Multi-column, single result aggregation

  • Hey folks, hoping I can shortcut the full test harness thing and see if anyone's done some multi-column (to single result) aggregation recently. A quickie example:

    CREATE TABLE #tmp

    (tIDINT IDENTITY(1, 1),

    Acct_IDINT,

    Category VARCHAR(20),

    Value1MONEY,

    Value2MONEY

    )

    GO

    SELECT

    Acct_ID,

    SUM( SumMe) As Value

    FROM

    (SELECT

    Acct_ID,

    CASE WHEN Category IN ( 'a', 'bdq', 'rr') THEN Value1

    WHEN Category IN ( 'zz', 'xx', 'qrq') THEN Value2

    ELSE 0

    END AS sumMe

    FROM

    #tmp

    )

    GROUP BY

    Acct_ID

    What I'm doing is dealing with variable entry cycles where a 'positive increase to an account' could be in either value 1 or value 2 depending on the category, because the category may apply to another account (either taking money from, or sending money to) the account I'm looking for.
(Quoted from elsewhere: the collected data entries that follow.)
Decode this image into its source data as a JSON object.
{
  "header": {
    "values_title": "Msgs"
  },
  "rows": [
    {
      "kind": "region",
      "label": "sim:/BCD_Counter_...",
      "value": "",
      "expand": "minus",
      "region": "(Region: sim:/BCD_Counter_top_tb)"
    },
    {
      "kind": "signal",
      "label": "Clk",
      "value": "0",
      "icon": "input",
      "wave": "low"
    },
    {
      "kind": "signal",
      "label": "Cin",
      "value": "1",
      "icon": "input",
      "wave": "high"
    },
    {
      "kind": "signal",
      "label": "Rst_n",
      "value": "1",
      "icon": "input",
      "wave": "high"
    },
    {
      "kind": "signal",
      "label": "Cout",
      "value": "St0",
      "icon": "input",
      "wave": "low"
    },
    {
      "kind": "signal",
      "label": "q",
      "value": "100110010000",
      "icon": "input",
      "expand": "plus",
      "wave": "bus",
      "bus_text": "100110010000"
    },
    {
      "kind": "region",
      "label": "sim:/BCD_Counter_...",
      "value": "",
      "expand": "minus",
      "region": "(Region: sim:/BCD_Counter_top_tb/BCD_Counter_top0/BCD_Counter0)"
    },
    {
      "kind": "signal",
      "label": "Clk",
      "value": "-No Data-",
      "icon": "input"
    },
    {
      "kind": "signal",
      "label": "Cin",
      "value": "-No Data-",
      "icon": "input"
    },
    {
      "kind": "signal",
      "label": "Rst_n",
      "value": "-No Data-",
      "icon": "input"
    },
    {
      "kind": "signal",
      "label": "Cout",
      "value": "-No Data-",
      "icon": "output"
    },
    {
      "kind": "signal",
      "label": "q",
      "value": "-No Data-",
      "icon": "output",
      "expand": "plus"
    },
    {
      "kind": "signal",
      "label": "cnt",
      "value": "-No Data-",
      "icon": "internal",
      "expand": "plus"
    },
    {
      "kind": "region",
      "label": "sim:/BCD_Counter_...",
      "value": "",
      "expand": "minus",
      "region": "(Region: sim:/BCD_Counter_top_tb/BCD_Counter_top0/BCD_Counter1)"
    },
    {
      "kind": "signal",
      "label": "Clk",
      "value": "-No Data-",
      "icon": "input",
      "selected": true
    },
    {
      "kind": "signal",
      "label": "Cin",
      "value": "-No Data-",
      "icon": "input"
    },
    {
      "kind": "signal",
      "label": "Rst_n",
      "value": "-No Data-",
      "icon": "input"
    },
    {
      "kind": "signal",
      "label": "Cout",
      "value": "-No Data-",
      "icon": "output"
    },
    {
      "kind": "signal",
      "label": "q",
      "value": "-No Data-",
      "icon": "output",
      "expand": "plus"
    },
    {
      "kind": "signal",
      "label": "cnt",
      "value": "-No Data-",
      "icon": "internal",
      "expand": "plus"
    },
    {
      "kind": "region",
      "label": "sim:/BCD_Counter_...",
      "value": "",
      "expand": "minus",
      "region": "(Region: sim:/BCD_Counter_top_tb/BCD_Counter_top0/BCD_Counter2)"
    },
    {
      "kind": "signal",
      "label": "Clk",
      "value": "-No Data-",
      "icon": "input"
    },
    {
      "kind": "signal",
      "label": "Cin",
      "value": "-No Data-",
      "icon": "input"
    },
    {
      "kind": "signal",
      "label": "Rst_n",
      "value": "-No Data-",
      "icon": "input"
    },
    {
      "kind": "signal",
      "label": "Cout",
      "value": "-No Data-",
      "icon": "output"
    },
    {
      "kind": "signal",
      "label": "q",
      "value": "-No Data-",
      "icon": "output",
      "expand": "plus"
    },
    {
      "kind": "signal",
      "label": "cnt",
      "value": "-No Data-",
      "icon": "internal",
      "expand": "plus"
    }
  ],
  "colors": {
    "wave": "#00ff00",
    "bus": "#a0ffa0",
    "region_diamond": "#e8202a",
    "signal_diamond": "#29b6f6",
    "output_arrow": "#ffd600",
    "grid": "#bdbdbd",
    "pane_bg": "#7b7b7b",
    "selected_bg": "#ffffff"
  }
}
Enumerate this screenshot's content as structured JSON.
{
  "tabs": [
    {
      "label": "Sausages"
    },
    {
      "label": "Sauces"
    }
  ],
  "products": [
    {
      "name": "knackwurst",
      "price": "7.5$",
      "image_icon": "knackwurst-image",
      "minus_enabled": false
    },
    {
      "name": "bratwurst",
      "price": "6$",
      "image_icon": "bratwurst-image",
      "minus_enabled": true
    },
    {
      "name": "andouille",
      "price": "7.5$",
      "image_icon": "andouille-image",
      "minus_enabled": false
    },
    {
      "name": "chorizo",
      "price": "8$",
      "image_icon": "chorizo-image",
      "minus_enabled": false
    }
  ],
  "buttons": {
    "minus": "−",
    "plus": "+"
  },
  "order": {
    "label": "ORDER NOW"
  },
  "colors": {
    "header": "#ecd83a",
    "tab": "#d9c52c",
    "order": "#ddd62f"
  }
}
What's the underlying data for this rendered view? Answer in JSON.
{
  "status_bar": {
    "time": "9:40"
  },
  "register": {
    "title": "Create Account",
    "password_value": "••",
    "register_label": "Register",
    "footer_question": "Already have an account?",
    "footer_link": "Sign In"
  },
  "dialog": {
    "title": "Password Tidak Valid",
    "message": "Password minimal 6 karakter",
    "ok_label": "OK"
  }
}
    The real query is wrapped around dates and a few other conditions, but my primary concern is this is a 60 million row+ recordset that's wide and while I can control the indexing, I'm hoping someone will share their research/results/links to a well defined, already done, generic optimization in this style. I just can't be the first person to bang my head on this wall. 🙂


    - Craig Farrell

    Never stop learning, even if it hurts. Ego bruises are practically mandatory as you learn unless you've never risked enough to make a mistake.

    For better assistance in answering your questions[/url] | Forum Netiquette
    For index/tuning help, follow these directions.[/url] |Tally Tables[/url]

    Twitter: @AnyWayDBA

  • Generic optimizations are difficult to give since how long something takes will vary depending on the schema. One thing that may come in handy is using CTE to handle some of this. You may be able to get the sums of the values separately that way and then sum them after that.

    declare @Tmp table (tID INT IDENTITY(1, 1),

    Acct_ID INT,

    Category VARCHAR(20),

    Value1 MONEY,

    Value2 MONEY

    );

    with sum_stage as (select acct_id, 'value1' [col], sum(value1) [value] from @Tmp where category in ('a', 'bdq', 'rr')

    group by acct_id

    union all

    select acct_id, 'value2' [col], sum(value2) [value] from @Tmp where category in ('zz', 'xx', 'qrq')

    group by acct_id)

    select acct_id, sum(value) from sum_stage

    If you're taking in an account ID as a parameter then that can be included in the CTE. Or, since you were a little vague on the description, this may end up being to difficult to do in your environment depending on the number of columns.

  • cfradenburg (9/16/2010)


    Generic optimizations are difficult to give since how long something takes will vary depending on the schema.

    Yeah, I know, it's painful, but I was figuring this had been done a billion times and I could just apply it.

    One thing that may come in handy is using CTE to handle some of this. You may be able to get the sums of the values separately that way and then sum them after that.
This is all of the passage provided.